TRANSITION OF THE ERC TO HORIZON EUROPE - OPERATIONAL CONSIDERATIONS

The ERC’s mission and funding principles have been fully maintained by the European Union (EU) Parliament and Council during the negotiations on Horizon Europe, the successor programme to Horizon 2020. The ERC Scientific Council acknowledges this fact with satisfaction as it is in line with its position paper on that matter. Consequently, it is working to ensure a smooth transition of the ERC to Horizon Europe, which is expected to start in January 2021 and cover the period until the end of 2027.

With this information note, the ERC Scientific Council is sharing its tentative planning for the 2021-2022 ERC calls for proposals. This note also presents some of the main novelties it is considering to introduce in its effort to continuously ensure world-class peer review evaluation.
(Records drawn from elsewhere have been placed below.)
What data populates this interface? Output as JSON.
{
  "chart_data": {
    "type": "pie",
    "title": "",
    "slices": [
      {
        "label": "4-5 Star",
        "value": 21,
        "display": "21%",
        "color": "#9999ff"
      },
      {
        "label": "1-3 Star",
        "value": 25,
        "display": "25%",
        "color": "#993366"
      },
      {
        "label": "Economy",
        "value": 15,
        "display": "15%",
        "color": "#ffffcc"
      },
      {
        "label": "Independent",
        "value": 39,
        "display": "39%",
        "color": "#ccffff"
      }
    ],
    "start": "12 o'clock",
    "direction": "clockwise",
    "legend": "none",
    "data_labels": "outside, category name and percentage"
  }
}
These adjustments are part of a broader reflection and adaptation process engaging both the Scientific Council and the ERC Executive Agency, the Dedicated Implementation Structure serving the ERC. This process is expected to continue in the coming years.

Planning of 2021-2022 calls for proposals

As in previous transitions between consecutive EU research and innovation framework programmes, the calendar of the calls in the initial year of Horizon Europe may differ from the calendar of 2020 calls for proposals.

All mono-beneficiary ERC calls (Starting, Consolidator, Advanced Grants, PoC) are expected to be launched in 2021 and 2022, but their opening and closing dates will be shifted so that the first calls will be launched only in January 2021. The Scientific Council expects the call schedule to be back to the usual opening and closing timeframes by mid-2022.

The modified planning will likely not include a Synergy Grant call in the ERC Work Programme 2021. This call will probably be included again in the Work Programme 2022. The Scientific Council’s intention is to launch this call in the summer of 2021 with a deadline in November of the same year.

Any shift in the calls timetable is not expected to affect the eligibility periods of candidates applying for ERC Starting and Consolidator Grants. These eligibility periods are based on the time elapsed between the date of the first PhD of the applicant and the 1st of January of the budget year to which the Work Programme refers. The possibility to extend these eligibility periods in individual cases for specific reasons, as established in previous work programmes, is expected to be retained.

ERC panel structure

The Scientific Council continues its mandate to ensure a world-class peer review system based on fully transparent, fair and impartial treatment of all proposals. Therefore, it is planning to introduce several changes to the structure of the ERC evaluation panels, which are laid out in the work programmes year after year. As science constantly evolves, such a revision process is constantly ongoing. The Scientific Council continuously monitors the balance between panels in terms of the number of proposals assessed in each call, the disciplinary coherence within and across panels, and the place of interdisciplinary research in the panel structure.

This monitoring has pointed to the urgency of reviewing the panel structure in all three domains but in different ways, and with no prejudice to the fully bottom-up nature of the ERC calls for proposals.

With regards to the Social Sciences and Humanities (SH) and the Physical Sciences & Engineering (PE) domains, application patterns have led the Scientific Council to introduce two new panels:

  • A new SH panel (SH7) entitled “Human Mobility, Environment and Space” is expected to be introduced to cover research in the fields of human geography, demography, health, sustainability science, territorial planning and spatial analysis; its descriptors will be largely drawn from the descriptors of previous panels as laid out in Work Programme 2020;
  • A new PE panel (PE11) entitled “Materials Engineering” is expected to be introduced, for research relating to “Advanced materials development: performance enhancement, modelling, large-scale preparation, modification, tailoring, optimisation, novel and combined use of materials, etc.”. Its descriptors will largely be drawn from the descriptors of previous PE panels as laid out in Work Programme 2020.

Concerning research in the Life Sciences (LS) domain, the unequal share of applications to different panels and the emergence of projects covering multiple fields of research crossing different panels has led the Scientific Council to redefine the contours of the panels and enrich their descriptors.
The panel structure that the Scientific Council expects to be in place for the new calls in 2021 is available here.

ERC Advanced Grant evaluation

The Scientific Council has decided to align the ERC Advanced Grant evaluation process with the processes used for the Starting and Consolidator Grant calls by introducing interviews of applicants in Step 2 of the evaluation.

The Scientific Council felt indeed that ERC Advanced Grant candidates should be given the opportunity to defend their proposals with panel members in an interview. This will also enable panel members to probe proposals more deeply by means of a direct exchange with applicants.